Raúl Ocampo, Mario Alberto Yepes y Michelle Rouillard pasan al frente. Entre ellos se decidirá el siguiente eliminado. Caterin, Valeria y Patricia suben al balcón.
El último en pasar es Yepes con “Un recuerdo cundiboyacense”, como un tributo a la ascendencia boyacense por parte de su madre. El jurado afirmó que le faltó sal a su propuesta culinaria, lo que le puede jugar en contra a la hora de las decisiones.
Caterin pasó con su “Changua de las abuelas”, que fue bien valorado por el jurado por el concepto saludable, pues no utilizó gluten.
Valeria pasó al frente con su “Changua bellaca”, que presentó con una trova. Belén fue la primera en juzgar el plato y fue fulminante: “Ojalá la changua estuviera tan buena como la trova”.
El jurado tuvo algunas reservas con el plato, pero en general le dio su aprobado.

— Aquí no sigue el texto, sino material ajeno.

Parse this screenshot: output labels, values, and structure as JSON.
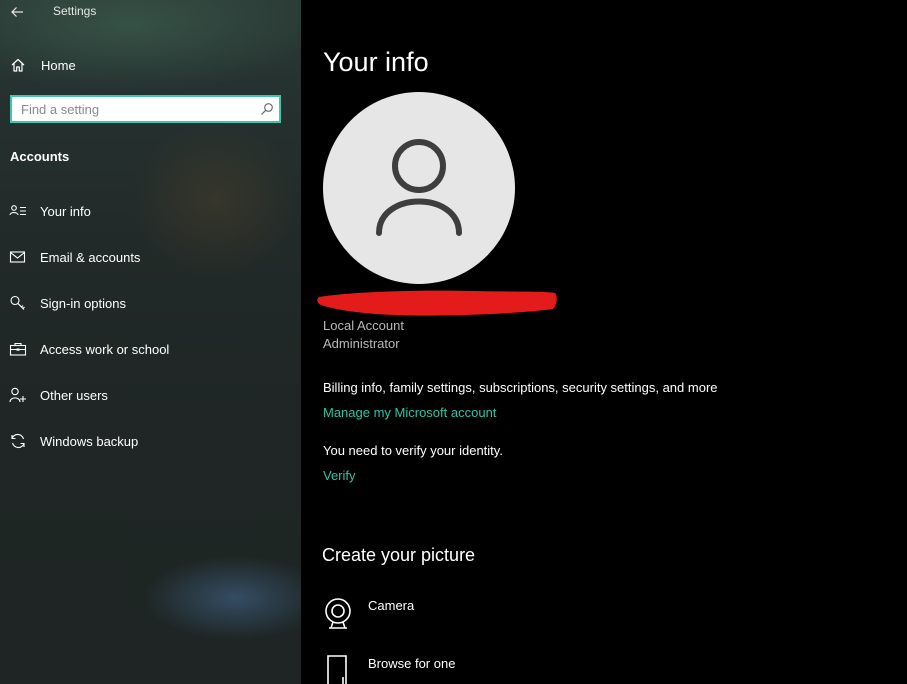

Luisfer pasa al frente con “Changua chingona”, una almojabana con huevo ponchado que en la mesa del emplatado la acompaña con leche y calado. Rausch le dio el cachete y el jurado se deshizo en elogios, celebrando una vez más sus avances en lo corrido del programa.
Sin mediar palabra, el jurado lo manda inmediatamente al balcón, convirtiéndose en el primero en evitar la eliminación.
El siguiente en pasar es Raúl Ocampo con “Chanchan changuaaa”, que apostó por procesar la changua en una espuma y presentarla apostando más por la técnica.
El jurado se mostró dividido: Aunque reconocieron el riesgo, Nicolás sintió que le faltó sazón, Belén le dio su visto bueno, y Rausch dijo “La changua es rica. ¿Qué vamos a hacer?“.